The Ethic of the Link

Hyperlinked writing is the most powerful form of writing.

So begins Wesley Fryer’s excellent (linked) post in defense of the importance of learning to write using hyperlinks. Citing Shelly Blake-Plock’s hosting of the talk by Jay Rosen, entitled The Ethic of the Link.

Check it out:

When I first started using Wikis in my classes two years ago, I stressed repeatedly the density of text created with hyperlinks – especially as a means of  ‘pointing’ to supporting evidence or details (even to humourous effect). I agreed – and agree still – with Rosen, when he says that good blogging means “giving you more than you expect, every single time you visit my blog. More knowledge than you expected. More links than you bargained for. More nuance. More depth. More education.” Loaded words.

At the time – long before I came upon this video, or read this New York Times article, brimming with linked supporting detail – I even went so far as to produce this essay rife with linked details and post it on my class’ SharePoint site:

“Through music the passions enjoy themselves.” Frederick Nietzsche

Every so often it seems that culture converges, or coalesces out of its myriad pieces into movements which are capable of shaping history. One need look no further than the progression of modern pop music to appreciate that the will of the masses is able to correct the derivations of the few with regularity.

When rhythm and blues invaded nineteen fifties white America, the influence was not to be denied — despite television producers not showing Elvis beneath the waist — and the commercial jingles of the day were replaced with the birth of rock and roll, in Buddy Holly, Jerry Lee Lewis and Johnny Cash, to name a few.

The fifties though, were still dominated by the conservative parentage that had seen the world at war, and perhaps the Great Depression, and there was wide distrust of this Rock and Roll, which seemed to make their children crazy.
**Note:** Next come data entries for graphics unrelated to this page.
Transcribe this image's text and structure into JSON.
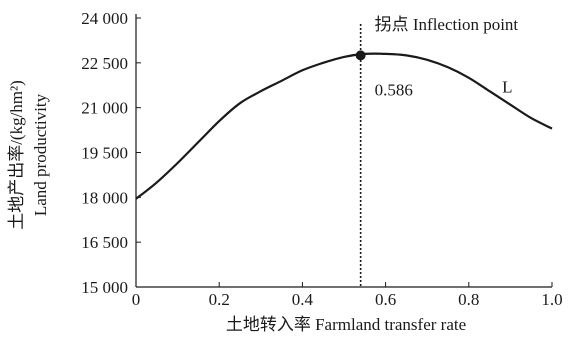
{
  "chart_data": {
    "type": "line",
    "xlabel": "土地转入率 Farmland transfer rate",
    "ylabel_line1": "土地产出率/(kg/hm²)",
    "ylabel_line2": "Land productivity",
    "xlim": [
      0,
      1.0
    ],
    "ylim": [
      15000,
      24000
    ],
    "x_ticks": [
      0,
      0.2,
      0.4,
      0.6,
      0.8,
      1.0
    ],
    "x_tick_labels": [
      "0",
      "0.2",
      "0.4",
      "0.6",
      "0.8",
      "1.0"
    ],
    "y_ticks": [
      15000,
      16500,
      18000,
      19500,
      21000,
      22500,
      24000
    ],
    "y_tick_labels": [
      "15 000",
      "16 500",
      "18 000",
      "19 500",
      "21 000",
      "22 500",
      "24 000"
    ],
    "grid": false,
    "series": [
      {
        "name": "L",
        "x": [
          0,
          0.05,
          0.1,
          0.15,
          0.2,
          0.25,
          0.3,
          0.35,
          0.4,
          0.45,
          0.5,
          0.55,
          0.6,
          0.65,
          0.7,
          0.75,
          0.8,
          0.85,
          0.9,
          0.95,
          1.0
        ],
        "y": [
          17950,
          18500,
          19150,
          19850,
          20550,
          21150,
          21550,
          21900,
          22250,
          22500,
          22700,
          22800,
          22800,
          22750,
          22600,
          22350,
          22000,
          21550,
          21100,
          20650,
          20300
        ]
      }
    ],
    "inflection": {
      "x": 0.54,
      "y": 22750,
      "label": "拐点 Inflection point",
      "value_label": "0.586"
    },
    "series_label": "L",
    "series_label_pos": [
      0.88,
      20700
    ]
  }
}
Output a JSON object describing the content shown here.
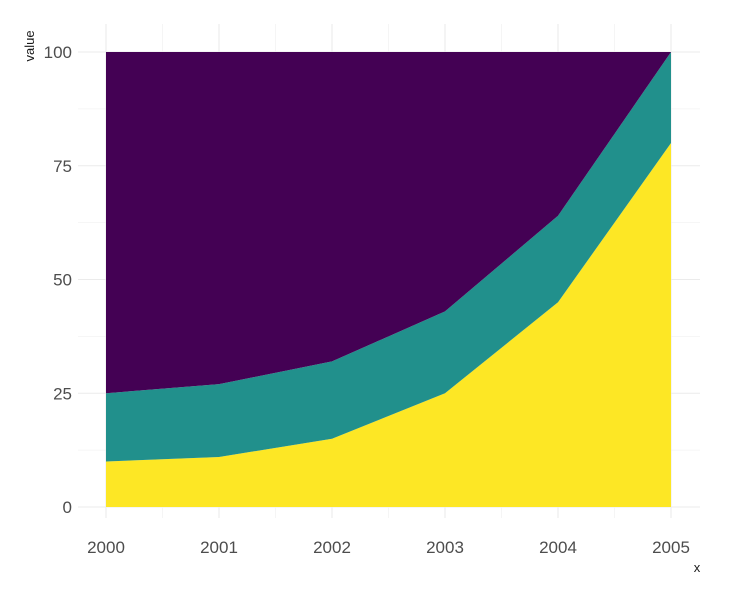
{
  "chart_data": {
    "type": "area",
    "stacking": "percent",
    "xlabel": "x",
    "ylabel": "value",
    "x": [
      2000,
      2001,
      2002,
      2003,
      2004,
      2005
    ],
    "x_ticks": [
      "2000",
      "2001",
      "2002",
      "2003",
      "2004",
      "2005"
    ],
    "y_ticks": [
      "0",
      "25",
      "50",
      "75",
      "100"
    ],
    "ylim": [
      0,
      100
    ],
    "grid": true,
    "legend": "none",
    "series": [
      {
        "color": "#FDE725",
        "values": [
          10,
          11,
          15,
          25,
          45,
          80
        ]
      },
      {
        "color": "#21908C",
        "values": [
          15,
          16,
          17,
          18,
          19,
          20
        ]
      },
      {
        "color": "#440154",
        "values": [
          75,
          73,
          68,
          57,
          36,
          0
        ]
      }
    ]
  }
}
The hysteria spread across the continent, and the Atlantic to England where was born the decade of the Beatles, Rolling Stones and Who (also Jimi Hendrix, Janis Joplin, Neil Young, Joni Mitchell, and always, out there on the margin, Bob Dylan). What followed was a decade in which culture converged around an idea (whether opposition to the war in Vietnam, or ideas of free love and an eternal now), and a new generation had asserted its will to change the (music) world.

These upwellings in culture are irrevocably followed by periods under which, now that the passion of the movement has died down, the diverse motivations of people displaces the harmony of events which led the series of changes in the first place. During the seventies – after the Beatles broke up – rock and roll became the deluxe, glossy likes of the Bee Gees, and the Eagles. This is not meant in any disrespect to the many accomplishments of Don Henley and the Brothers Gibb; it merely cannot be said that the seventies were noticeably shaken by the wizardry of Hotel California. This distinction, that of culture overtaking the system which precedes it, belongs to the birth of punk rock. Patti Smith, the Ramones, Sex Pistols and the Clash managed what the blues had managed two decades earlier: to give voice to those who did not feel represented in the dominant culture, those who always outnumber the few at the helm in times when culture seems to sleep, waiting to wake in revolution.

The seventies succumbed to the gloss and pop of the eighties, when Michael Jackson reigned – no, really, he did once – alongside Motley Crue, and Poison (though it can be said that Guns and Roses remained reasonably faithful to the mold cast of the Rolling Stones and Led Zeppelin) in the arena of rock. When it seemed that radio-friendly had finally ruined the prospect of music ever even being good again, in the eyes of many purists, Nirvana and Seattle exploded with grunge, and the modern apostles of rock in Chris Cornell, Eddie Vedder and the late Kurt Cobain. Only recently, indie rock, building on the permeation of the Internet as familiar language and environment among youth culture, has “rescued” music from the likes of N’Sync, the Backstreet Boys and Spice Girls.

Even at this very moment, as major record labels find themselves consolidating and merging with one another like victims of a shipwreck clinging to the warmth of others, the collective will of the music-loving masses, in the wealthy populism of the Hype Machine, Limewire, BitTorrents and a host of other peer-to-peer music sharing websites, stand on the steps of the Bastille, beginning to write the opening salvos in the New Music. And the precursor this revolution in technology has given music carries more weight in the exponentially shrinking world young citizens will grow to inherit. Those who will thrive in the new world will be those who are able to assimilate the divergent voices amidst the vastness of the present’s static: The Guru of Google?